Müslümanlar olarak bütün şart, alan, konum, yetenek ve projelerimiz ve dahi her türlü istikbal düşüncesi ve hamlelerimiz İslami bir rejimin tesisi üzerine olmalı. Mevcut iktidara da bunun şartlarını pazarlıksız olarak hatırlatma ve yönlendirme de biz Müslümanlara bir borç. Eğer ki iktidar İslâmî bir düzenin tesisi önünde engel olmaya kalkarsa, onlar da bu selin önünde duramaz.
Bu kavga Müslümanlarla Batıcı laiklerin kavgasıdır
İslam’ı evle cami arasına hapseden ve sümüklü, sünepe, ezik bir Müslüman portresi çizen anlayışa da en başından beri karşı olduğumuzu bildirerek diyoruz ki; o günler çok eskilerde kaldı. Memleketin iğne ucu kadar bile boşluk kalmayacak şekilde her karış toprağında, hâkim bir fikrin temsilcisi olarak hâkim tavrımızla Kemalistlere ve Kemalist dünya görüşü tesiri altında kim varsa hepsine en küçük meselelerde bile buranın Müslümanların olduğunu hissettireceğiz. İçimizdeki kimi Müslümanların gösterdiği aşağılık kompleksine de geçit vermeyeceğiz.

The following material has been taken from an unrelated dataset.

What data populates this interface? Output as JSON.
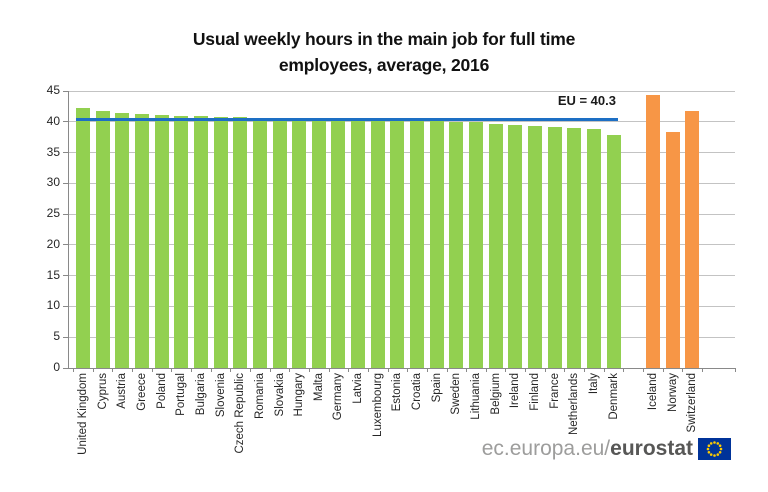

Kemalist rejimin çatırtıları Türkiye’nin her yerinden bir çığlık halinde duyuluyor artık. Bu kavga Müslümanlarla Batıcı laiklerin kavgasıdır. İstikbal İslâm'ındır mutlak müjdesinin davacısı ve bu davanın bütün ömrüyle ispatçısı olan Kumandan Mirzabeyoğlu’nun Marifetname eserinde dediği gibi “En zor olan şey, ihtirasa en yakın olandır.” Allah, pervasızlardan yanadır. İhtiraslıyız!